Rasa khawatir pada dasarnya merupakan upaya untuk mempersiapkan diri menghadapi kemungkinan hal yang tidak menyenangkan. Orang yang hidup dengan kecemasan umumnya menghabiskan banyak waktu untuk mengkhawatirkan, bahkan tentang hal-hal yang mereka anggap tidak mungkin terjadi. Studi kecil tahun 2011 juga menunjukkan hubungan antara kecerdasan dan kecemasan. Penulis studi menjelaskan orang dengan IQ tinggi mungkin cenderung sangat khawatir atau bahkan kurang khawatir sama sekali. Ini mungkin terlihat kontradiktif, tetapi ada penjelasannya.


Orang sangat cerdas mungkin tidak terlalu khawatir tentang hal-hal yang mereka tahu tidak mungkin terjadi, karena mereka merasa percaya diri dalam kemampuan mereka untuk mengatasi tantangan. Di sisi lain, orang yang sangat cerdas mungkin menghabiskan lebih banyak waktu untuk merenung karena mereka memiliki pengetahuan yang luas tentang potensi ancaman dan ingin mempersiapkan diri untuk setiap kemungkinan.

Berantakan

Pada tahun 2012, peneliti dari Belanda menemukan bahwa orang bisa mengalami perkembangan intelektual lebih baik di lingkungan yang berantakan. Kondisi yang tidak teratur membuat otak terpaksa lebih fokus.

Kesederhanaan

Efek Dunning-Kruger dimulai dengan penemuan bahwa siswa yang paling kompeten meremehkan kompetensi mereka karena mereka menganggap tugas-tugasnya mudah. Sementara, siswa yang kurang kompeten sangat melebih-lebihkan kompetensi mereka.

Banyak membaca

Banyak orang pintar yang suka tersesat dalam sebuah buku yang bagus.
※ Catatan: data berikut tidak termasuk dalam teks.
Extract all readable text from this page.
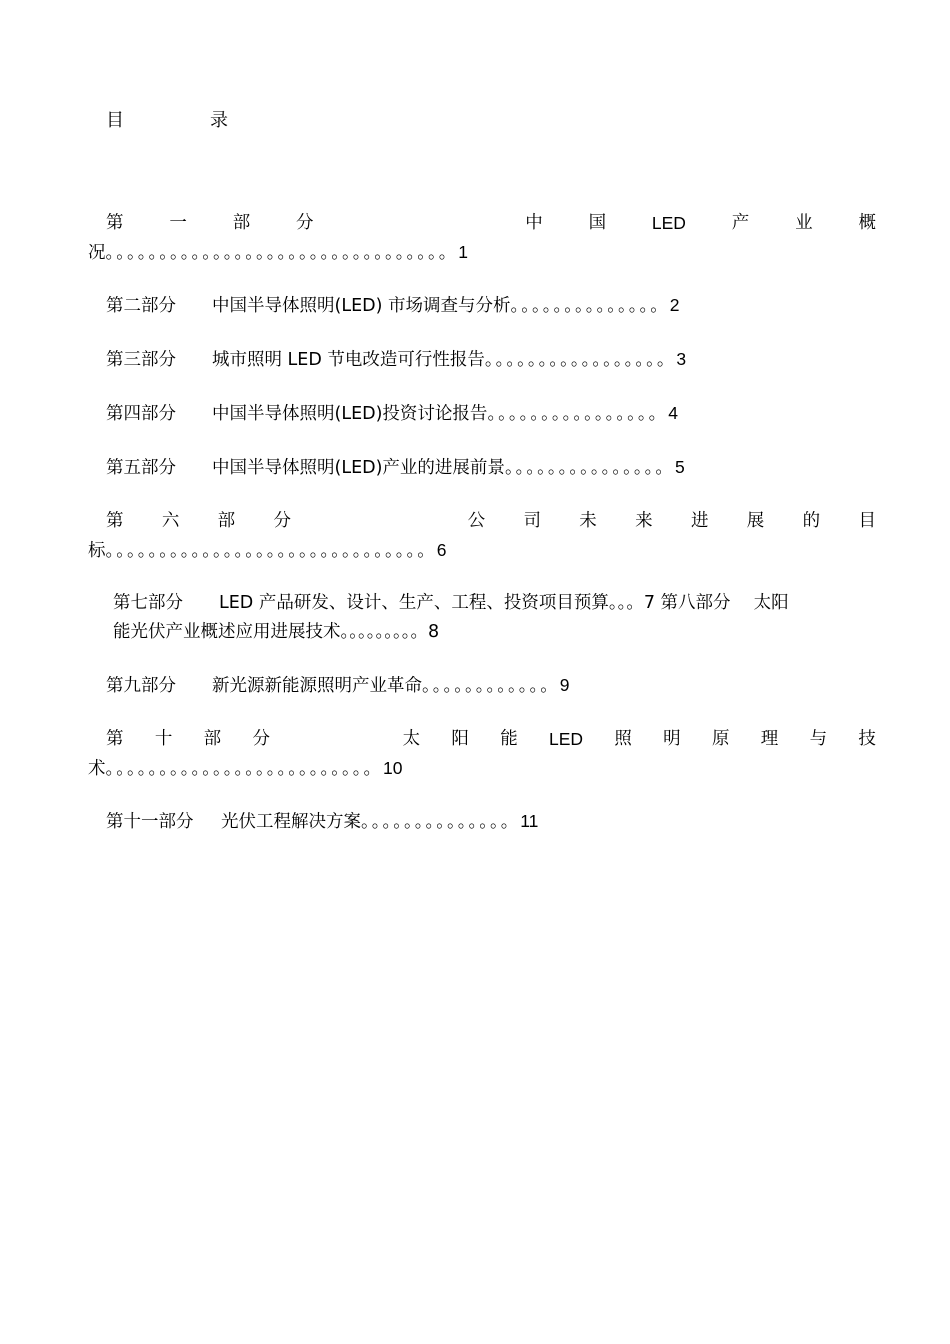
目　录
第	一	部	分	中	国	LED	产	业	概
况。。。。。。。。。。。。。。。。。。。。。。。。。。。。。。。。1
第二部分 中国半导体照明(LED) 市场调查与分析。。。。。。。。。。。。。。2
第三部分 城市照明 LED 节电改造可行性报告。。。。。。。。。。。。。。。。。3
第四部分 中国半导体照明(LED)投资讨论报告。。。。。。。。。。。。。。。。4
第五部分 中国半导体照明(LED)产业的进展前景。。。。。。。。。。。。。。。5
第 六 部 分	公 司 未 来 进 展 的 目
标。。。。。。。。。。。。。。。。。。。。。。。。。。。。。。6
第七部分 LED 产品研发、设计、生产、工程、投资项目预算。。。7 第八部分　 太阳
能光伏产业概述应用进展技术。。。。。。。。。8
第九部分 新光源新能源照明产业革命。。。。。。。。。。。。9
第 十 部 分	太 阳 能 LED 照 明 原 理 与 技
术。。。。。。。。。。。。。。。。。。。。。。。。。10
第十一部分 光伏工程解决方案。。。。。。。。。。。。。。11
Ditambah lagi, membaca itu sendiri telah terbukti dapat meningkatkan kecerdasan.

Pandai menjaga perdamaian

Keterampilan interpersonal yang kuat juga menunjukkan kecerdasan, seperti terampil dalam resolusi konflik.

Mampu menangani tantangan

Kemampuan beradaptasi adalah komponen kunci dari kecerdasan. Ini berarti kamu mampu menyesuaikan diri dengan situasi baru atau peristiwa yang berubah, yang juga menandakan ketangguhan.